A Washington man’s seven-day crime spree has resulted in some 14 criminal charges, ranging from theft of a firearm to burglary to kidnapping. The whole ordeal started with some bad acid.
George Jacobson, 23, terrorized several residents of Roy, Washington from Sept. 26 to Oct. 3 in a series of bizarre, drug-induced crimes.
The first incident in what must have been one hell of a week took place when a local man, Sherman Deach, discovered another man, allegedly Jacobson, inside his barn holding a single black rubber boot. Jacobson then dropped to his knees with his hand in the air, finally leaving when Deach threatened to unleash his dogs on him.
From there, Jacobson made his way into the kitchen of Deach’s neighbor Nikki Foster. She wandered in to find him waving a gun and rambling about her “mean neighbor.” Terrified, Foster asked what he wanted, and he asked for food and a glass of water before explaining that he was “on a spiritual journey” and his “boot contained jewels.”
She and her husband eventually managed to coax Jacobson off her property, but didn’t realize until later he had made off with her handgun.

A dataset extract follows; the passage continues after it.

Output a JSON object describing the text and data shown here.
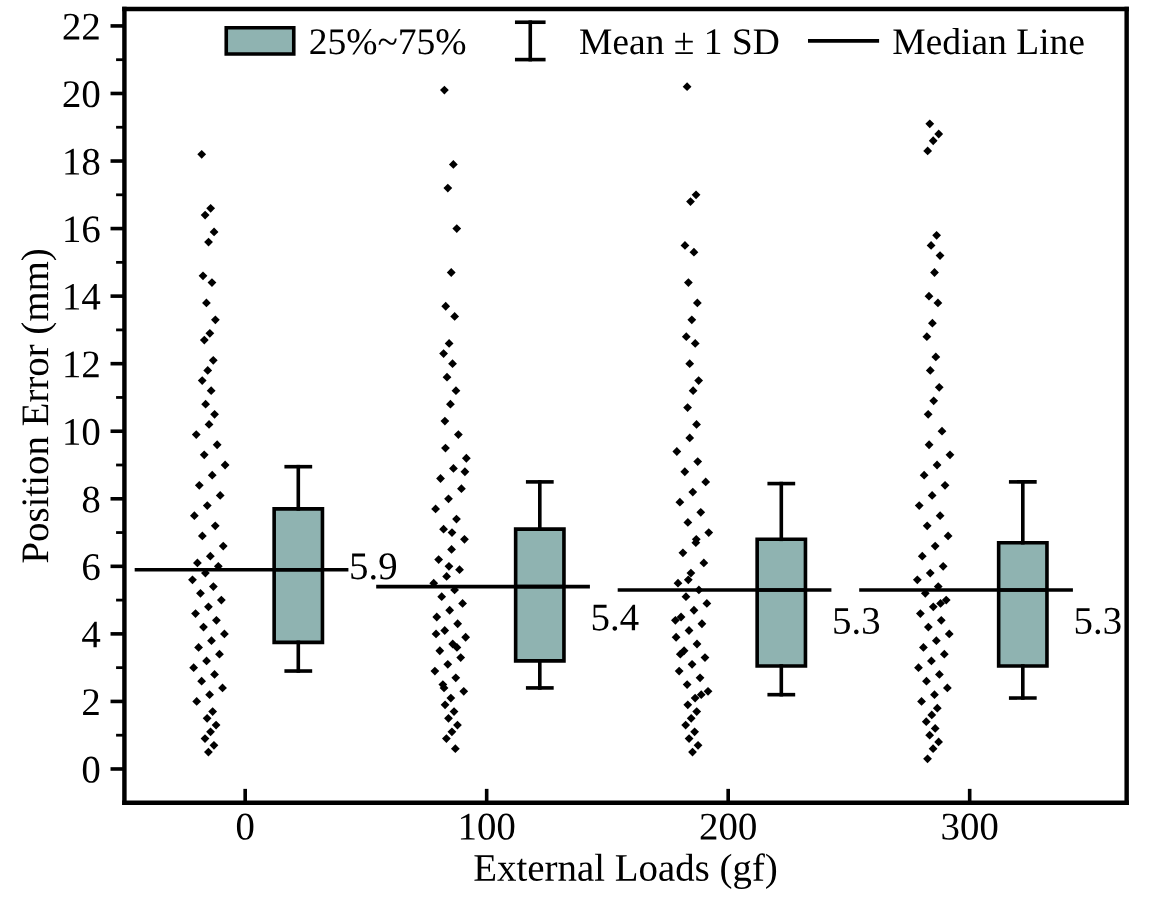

Vocativ reports that the next incident took place on Oct. 3, when a local found Jacobson searching his car. The witness managed to scare Jacobson off, leaving behind a stash of stolen knives.
He then broke into the home of 66-year-old Sally Andrews. He warned her not to scream and promised not to hurt her before stealing her Honda Accord. The car was later found abandoned in a ditch.
From the crashed car, Jacobson made his way into the home of Robert Sheets, where he confronted the homeowner with his own gun and wearing only a pair of red shorts. He demanded fresh clothes and a ride to his home in nearby Rainier, Washington. Sheets did what he asked. He even stopped at a McDonald’s on the way so Jacobson could get a soft drink.
Jacobson’s spree finally ended when police arrested him in Rainier. He told police he had blacked out for a week due to a batch of bad LSD, although he apparently “prefers meth.”
His only memory was being taken to a drive-thru by a “nice man.”